Almsee


Almsee

Er wirft ein farbenfroh schillerndes Spiegelbild der Berggruppe und liegt der majestätisch thronenden Bergkulisse des Toten Gebirges zu Füssen

Die Landschaft ist’s, die hier den Ton angibt. Die sorgsam behütete Umwelt, die reine Natur. Nicht umsonst wurde das Gebiet um den Almsee zum Landschaftsschutzgebiet erkoren und darf sich an dem Prädikat erfreuen, als einer der wenigen Gebirgsseen zu gelten, die von Bauboom und Ufer-Verschachtelung verschont worden sind. Bis heute ist der Almsee ein Juwel der Alpen geblieben, mit seiner faszinierenden Tierwelt.
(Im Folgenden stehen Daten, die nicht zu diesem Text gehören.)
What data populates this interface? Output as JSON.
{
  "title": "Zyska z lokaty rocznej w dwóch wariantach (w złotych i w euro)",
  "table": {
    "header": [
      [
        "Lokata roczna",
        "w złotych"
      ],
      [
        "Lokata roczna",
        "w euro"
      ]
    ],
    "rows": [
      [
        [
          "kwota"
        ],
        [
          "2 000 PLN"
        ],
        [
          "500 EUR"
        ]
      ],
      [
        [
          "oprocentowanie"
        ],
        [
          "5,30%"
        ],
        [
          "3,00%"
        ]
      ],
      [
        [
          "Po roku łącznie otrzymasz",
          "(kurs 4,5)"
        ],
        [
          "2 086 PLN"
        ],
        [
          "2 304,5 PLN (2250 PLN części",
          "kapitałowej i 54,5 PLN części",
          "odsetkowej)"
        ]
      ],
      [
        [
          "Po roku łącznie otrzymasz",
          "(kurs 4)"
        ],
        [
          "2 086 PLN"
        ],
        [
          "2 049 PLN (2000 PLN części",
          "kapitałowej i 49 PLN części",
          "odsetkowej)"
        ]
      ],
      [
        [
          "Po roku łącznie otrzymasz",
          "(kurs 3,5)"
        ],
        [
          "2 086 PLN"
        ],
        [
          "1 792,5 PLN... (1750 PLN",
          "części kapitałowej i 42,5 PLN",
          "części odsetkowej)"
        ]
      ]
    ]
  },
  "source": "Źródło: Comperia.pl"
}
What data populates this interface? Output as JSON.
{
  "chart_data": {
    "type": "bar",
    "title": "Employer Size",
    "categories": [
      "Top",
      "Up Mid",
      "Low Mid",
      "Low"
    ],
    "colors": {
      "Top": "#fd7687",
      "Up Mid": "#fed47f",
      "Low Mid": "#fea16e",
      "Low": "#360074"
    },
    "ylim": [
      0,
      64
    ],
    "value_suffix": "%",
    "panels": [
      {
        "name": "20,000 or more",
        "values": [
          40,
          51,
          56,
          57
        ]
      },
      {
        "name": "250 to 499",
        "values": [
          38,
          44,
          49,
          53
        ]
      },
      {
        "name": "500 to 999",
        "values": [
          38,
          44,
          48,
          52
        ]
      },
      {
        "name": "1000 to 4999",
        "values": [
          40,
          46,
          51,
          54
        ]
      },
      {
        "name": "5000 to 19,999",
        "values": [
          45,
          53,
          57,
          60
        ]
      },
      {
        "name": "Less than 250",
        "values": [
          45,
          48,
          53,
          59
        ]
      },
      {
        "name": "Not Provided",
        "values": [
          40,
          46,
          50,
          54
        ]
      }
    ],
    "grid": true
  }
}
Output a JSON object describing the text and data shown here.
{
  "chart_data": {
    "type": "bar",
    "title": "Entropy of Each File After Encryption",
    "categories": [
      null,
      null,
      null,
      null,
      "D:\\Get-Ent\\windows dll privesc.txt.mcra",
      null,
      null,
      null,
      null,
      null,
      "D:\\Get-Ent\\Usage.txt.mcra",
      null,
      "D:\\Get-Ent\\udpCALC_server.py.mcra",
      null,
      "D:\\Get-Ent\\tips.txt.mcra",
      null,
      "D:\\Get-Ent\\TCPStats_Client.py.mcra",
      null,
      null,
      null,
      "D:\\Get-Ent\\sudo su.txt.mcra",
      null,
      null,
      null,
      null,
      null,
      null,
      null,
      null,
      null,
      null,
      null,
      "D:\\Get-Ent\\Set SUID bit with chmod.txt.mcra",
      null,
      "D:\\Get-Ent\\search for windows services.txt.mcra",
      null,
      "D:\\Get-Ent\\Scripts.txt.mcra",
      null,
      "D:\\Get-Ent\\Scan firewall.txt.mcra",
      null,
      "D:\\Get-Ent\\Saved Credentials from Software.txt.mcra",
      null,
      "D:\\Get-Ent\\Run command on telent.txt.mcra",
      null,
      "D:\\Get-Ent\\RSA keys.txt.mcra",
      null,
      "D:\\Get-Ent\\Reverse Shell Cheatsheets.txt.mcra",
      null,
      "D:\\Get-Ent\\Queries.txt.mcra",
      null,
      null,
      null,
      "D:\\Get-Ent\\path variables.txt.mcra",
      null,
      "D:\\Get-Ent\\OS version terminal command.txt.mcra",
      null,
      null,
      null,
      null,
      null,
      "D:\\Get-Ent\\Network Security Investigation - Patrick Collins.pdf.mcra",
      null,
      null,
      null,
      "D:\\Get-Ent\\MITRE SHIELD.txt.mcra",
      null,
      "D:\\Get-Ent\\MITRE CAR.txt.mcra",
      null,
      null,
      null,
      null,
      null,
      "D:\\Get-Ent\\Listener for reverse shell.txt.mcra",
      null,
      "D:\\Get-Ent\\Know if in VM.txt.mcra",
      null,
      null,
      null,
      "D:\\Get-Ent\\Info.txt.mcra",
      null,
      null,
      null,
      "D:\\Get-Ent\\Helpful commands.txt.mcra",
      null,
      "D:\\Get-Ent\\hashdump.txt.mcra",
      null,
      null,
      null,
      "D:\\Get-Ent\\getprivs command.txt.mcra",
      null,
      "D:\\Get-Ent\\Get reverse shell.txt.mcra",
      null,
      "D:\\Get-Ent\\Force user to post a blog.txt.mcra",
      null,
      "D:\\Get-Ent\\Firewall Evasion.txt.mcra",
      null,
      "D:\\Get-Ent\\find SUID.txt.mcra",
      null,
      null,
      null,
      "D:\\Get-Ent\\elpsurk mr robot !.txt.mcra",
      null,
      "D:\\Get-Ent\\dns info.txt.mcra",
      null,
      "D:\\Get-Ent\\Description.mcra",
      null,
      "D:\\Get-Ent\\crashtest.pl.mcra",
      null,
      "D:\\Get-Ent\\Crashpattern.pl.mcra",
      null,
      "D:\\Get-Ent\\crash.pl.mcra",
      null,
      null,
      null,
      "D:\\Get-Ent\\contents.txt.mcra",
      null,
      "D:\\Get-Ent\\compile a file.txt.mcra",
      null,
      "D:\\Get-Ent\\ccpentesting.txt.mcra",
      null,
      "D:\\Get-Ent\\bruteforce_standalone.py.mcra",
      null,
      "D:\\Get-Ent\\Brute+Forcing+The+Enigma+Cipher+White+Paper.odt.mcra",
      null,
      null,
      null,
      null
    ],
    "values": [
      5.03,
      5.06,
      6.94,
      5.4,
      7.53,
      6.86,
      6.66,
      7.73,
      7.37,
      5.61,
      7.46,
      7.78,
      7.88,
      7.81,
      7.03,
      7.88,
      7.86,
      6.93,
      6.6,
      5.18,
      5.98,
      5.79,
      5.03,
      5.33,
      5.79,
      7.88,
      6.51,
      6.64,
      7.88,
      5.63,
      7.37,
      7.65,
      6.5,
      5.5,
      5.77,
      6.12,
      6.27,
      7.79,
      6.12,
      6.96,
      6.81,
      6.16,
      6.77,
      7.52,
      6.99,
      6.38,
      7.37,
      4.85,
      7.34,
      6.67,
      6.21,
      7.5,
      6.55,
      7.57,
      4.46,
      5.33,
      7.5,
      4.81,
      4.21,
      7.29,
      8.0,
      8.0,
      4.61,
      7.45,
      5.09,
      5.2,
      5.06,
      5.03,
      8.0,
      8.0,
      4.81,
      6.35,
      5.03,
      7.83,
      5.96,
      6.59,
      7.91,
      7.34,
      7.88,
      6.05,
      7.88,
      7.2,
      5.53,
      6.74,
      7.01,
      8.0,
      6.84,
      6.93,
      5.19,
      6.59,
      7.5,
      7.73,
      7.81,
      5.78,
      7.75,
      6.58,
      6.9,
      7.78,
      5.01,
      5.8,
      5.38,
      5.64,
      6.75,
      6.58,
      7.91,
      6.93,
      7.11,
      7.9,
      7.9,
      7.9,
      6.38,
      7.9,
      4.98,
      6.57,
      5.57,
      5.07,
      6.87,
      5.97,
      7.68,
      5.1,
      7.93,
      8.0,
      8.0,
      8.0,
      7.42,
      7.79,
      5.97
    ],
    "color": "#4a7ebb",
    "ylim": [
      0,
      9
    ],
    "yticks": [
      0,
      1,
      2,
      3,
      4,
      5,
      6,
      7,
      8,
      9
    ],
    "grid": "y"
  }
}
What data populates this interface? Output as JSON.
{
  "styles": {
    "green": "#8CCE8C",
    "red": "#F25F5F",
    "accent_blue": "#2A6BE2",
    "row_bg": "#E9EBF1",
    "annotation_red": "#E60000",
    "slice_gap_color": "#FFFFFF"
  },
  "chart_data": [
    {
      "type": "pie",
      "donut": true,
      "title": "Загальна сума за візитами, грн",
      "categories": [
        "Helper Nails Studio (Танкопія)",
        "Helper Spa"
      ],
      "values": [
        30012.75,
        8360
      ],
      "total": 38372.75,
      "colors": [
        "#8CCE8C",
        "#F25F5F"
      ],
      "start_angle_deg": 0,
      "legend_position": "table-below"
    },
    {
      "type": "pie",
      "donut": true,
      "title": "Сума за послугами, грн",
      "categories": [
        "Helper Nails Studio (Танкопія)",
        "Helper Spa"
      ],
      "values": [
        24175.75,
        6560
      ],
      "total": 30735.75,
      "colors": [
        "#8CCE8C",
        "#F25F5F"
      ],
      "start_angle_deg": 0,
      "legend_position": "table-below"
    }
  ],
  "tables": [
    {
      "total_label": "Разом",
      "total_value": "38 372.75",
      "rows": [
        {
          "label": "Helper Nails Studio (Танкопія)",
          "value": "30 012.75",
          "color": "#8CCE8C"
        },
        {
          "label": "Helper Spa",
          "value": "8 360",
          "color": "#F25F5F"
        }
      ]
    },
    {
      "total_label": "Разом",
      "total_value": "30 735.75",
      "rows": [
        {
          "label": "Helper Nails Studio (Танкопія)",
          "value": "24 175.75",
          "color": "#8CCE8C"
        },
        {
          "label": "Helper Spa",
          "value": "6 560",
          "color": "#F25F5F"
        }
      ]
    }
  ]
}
Im Sommer beim Echoblasen am Almsee werden Natur- und Musikfreunde auf Ihre Rechnung kommen, wenn die Grünauer Bläsergruppe sich jeden Mittwoch abends mit ihren Instrumenten erfolgreich darum bemüht, den Bergen rund um den Almsee ein klares Echo zu entlocken. Das Echoblasen am Almsee gehört mit Sicherheit zu den wenigen Ereignissen, bei denen es gelingt, eine vollkommene Stille zu erwirken trotz einer Ansammlung von oft bis zu hunderten von begeisterten Zuhörern. Eine Attraktion der besonderen Art! Beim jährlichen Bläserfest am Almsee - Mitte August - erreicht das Echoblasen stets seinen Höhepunkt. Bläsergruppen aus ganz Österreich nehmen daran teil.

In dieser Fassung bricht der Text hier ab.